A acção deu entrada em juízo em 24-05-2017 às 18.39 horas.

A lei – art. 279º b) do C.Civil – determina que “[N]a contagem de qualquer prazo não se inclui o dia, nem a hora, se o prazo for de horas, em que ocorrer o evento a partir do qual o prazo começa a correr,” (sic)

E assim sendo, e dado que a lei considera a prescrição interrompida logo que decorram os cinco dias, apenas às 24.00 horas do 5º dia se dá a interrupção.

No presente caso, tendo a acção entrado em juízo no dia 24-05-2017, iniciando-se o prazo dos cinco dias apenas no dia 25-05-2017, esses cinco dias decorreram às 24 horas do dia 29-05-2017, quando a prescrição já ocorrera.

Contudo, cumpre atentar que o Autor, aquando da apresentação da sua p.i., requereu a citação prévia.

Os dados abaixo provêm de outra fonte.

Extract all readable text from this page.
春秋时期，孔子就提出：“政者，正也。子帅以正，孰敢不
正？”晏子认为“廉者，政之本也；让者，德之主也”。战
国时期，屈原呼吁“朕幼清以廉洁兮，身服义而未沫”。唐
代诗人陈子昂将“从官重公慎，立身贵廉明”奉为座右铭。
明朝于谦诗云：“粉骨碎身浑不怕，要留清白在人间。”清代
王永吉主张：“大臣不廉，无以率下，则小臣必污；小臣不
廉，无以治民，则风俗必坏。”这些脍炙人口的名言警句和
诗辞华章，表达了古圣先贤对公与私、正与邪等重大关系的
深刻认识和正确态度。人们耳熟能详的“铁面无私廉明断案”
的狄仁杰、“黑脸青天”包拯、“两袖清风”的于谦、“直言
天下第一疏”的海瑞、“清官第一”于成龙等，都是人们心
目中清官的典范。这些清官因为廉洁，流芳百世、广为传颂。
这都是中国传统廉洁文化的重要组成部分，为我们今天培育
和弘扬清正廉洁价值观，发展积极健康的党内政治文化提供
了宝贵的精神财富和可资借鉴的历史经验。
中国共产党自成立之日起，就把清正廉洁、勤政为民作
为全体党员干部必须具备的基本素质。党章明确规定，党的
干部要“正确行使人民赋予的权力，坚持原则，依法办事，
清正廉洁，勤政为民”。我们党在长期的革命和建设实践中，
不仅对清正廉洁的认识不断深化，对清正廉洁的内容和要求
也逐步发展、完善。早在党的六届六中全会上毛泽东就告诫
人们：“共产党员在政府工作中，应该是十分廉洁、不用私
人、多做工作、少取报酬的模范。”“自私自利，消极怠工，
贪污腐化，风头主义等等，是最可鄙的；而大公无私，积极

Na verdade, o Autor não estava obrigado a propor a presente acção em momento precedente ao 5º dia anterior ao prazo de prescrição atingir o seu termo, por forma a fazer funcionar o mecanismo da interrupção da prescrição constante do nº 2 do artigo 323.º do Código Civil. É claro que a parte deve fazê-lo por uma questão de cautela. Mas, não o fazendo, tal não significa que a citação do Réu não possa realizar-se ainda dentro do prazo prescricional em curso. Daí a pertinência da citação urgente, que aliás foi ordenada. Como se assinala do acórdão desta Relação e Secção de 18-11-2015[3], “[S]e assim fosse … a figura da citação urgente, ou seja, prévia à distribuição dos autos (ainda que tal regra, com a distribuição eletrónica e processamento eletrónico dos processos, possa ter perdido grande parte da sua razão de ser) e com a tramitação prevista nos artigos 137.º, n.ºs 1 e 2, 138.º, n.º 1, 156.º, n.ºs 1 e 3 e 162.º, n.º 1, 226.º, 561.º e 562.º do NCPC, deixaria de ter conteúdo útil ou apenas muito residual, propósito que seguramente não esteve na mente do legislador quanto criou tal instituto processual (cfr. artigo 9.º, n.º 3 do Código Civil).” (sic)

A realização da citação prévia assume carácter urgente. No entanto, o Autor peticionou a realização de tal acto às 18.39 horas do dia 24 de Maio de 2017, portanto, quando o Tribunal já encerrara os seus serviços, quando é certo que a prescrição ocorreria às 00.00 horas do dia 26 desse mês e o Autor não desconhecia que o processo teria de ir a despacho ao juiz e depois ser encaminhado para cumprimento do ordenado. Assim foi: foi despachado no dia 25 de Maio e logo encaminhado para cumprimento, dando entrada na Secção Central, para o efeito, às 16.01 horas desse mesmo dia.

Atendendo ao horário de funcionamento das Secretarias Judiciais, e ao horário de trabalho dos funcionários judiciais (cfr. art 2º nº1 da Lei 66/2013 de 29 de Agosto e despacho do Director Geral a propósito da referida Lei), o facto de a citação não ser levada a efeito nesse mesmo dia 25 de Maio não pode ser atribuído a negligência dos Serviços, antes da própria parte, que, acautelando-se, deveria ter instaurado a acção mais cedo, de preferência observando o prazo a que se refere o artigo 323º nº 2 do C. Civil, ou, pelo menos, com a antecedência mínima razoável para permitir a citação anterior à preclusão do prazo em curso.

Em face do exposto, cumpre concluir ter ocorrido a excepção peremptória de prescrição invocada pelos Réus."